Ice-giant missions as gravitational-wave detectors

Proposed missions to Uranus and Neptune usually involve a ∼10 year cruise time to the ice giants. This cruise time can be utilized to search for low-frequency gravitational waves (GWs) by observing the Doppler shift caused by them in the Earth-spacecraft radio link. We calculate the sensitivity of prospective ice giant missions to GWs, as well as that of past planetary missions which also searched for GWs. Then, adopting a steady-state black hole binary population, we derive a conservative estimate for the detection rate of extreme mass ratio inspirals (EMRIs), supermassive- (SMBH) and stellar mass binary black hole (sBBH) mergers.
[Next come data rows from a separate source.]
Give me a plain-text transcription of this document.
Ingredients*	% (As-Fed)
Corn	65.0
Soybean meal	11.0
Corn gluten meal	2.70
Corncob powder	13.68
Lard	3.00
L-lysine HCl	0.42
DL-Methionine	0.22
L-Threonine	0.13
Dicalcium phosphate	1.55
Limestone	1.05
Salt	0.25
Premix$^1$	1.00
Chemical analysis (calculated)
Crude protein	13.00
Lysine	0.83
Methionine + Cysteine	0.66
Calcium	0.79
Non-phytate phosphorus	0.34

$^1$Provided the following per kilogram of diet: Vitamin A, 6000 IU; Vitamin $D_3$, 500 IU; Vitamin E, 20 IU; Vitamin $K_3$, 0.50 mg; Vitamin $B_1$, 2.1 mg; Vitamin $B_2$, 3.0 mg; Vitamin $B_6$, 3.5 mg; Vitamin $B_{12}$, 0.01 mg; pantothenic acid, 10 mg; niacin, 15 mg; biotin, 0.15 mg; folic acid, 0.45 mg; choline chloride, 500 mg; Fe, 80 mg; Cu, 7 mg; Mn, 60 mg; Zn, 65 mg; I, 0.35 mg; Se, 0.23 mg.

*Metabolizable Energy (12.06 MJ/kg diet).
For a total of ten 40-day observations during the cruise of a single spacecraft, approximately 0.5 detections of SMBH mergers are likely, if Allan deviation of Cassini-era noise is improved by ∼10² in the 10⁻⁵ − 10⁻³ Hz range. For EMRIs the number of detections lies between O(0.1) − O(100). Furthermore, ice giant missions combined with the Laser Interferometer Space Antenna (LISA) would improve the GW source localisation by an order of magnitude compared to LISA by itself. With a significant improvement in the total Allan deviation, a Doppler tracking experiment might become as capable as LISA at such low frequencies, and help bridge the gap between mHz detectors and Pulsar Timing Arrays. Thus, ice-giant missions could play a critical role in expanding the horizon of gravitational wave searches and maybe even be the first to detect the first SMBH merger.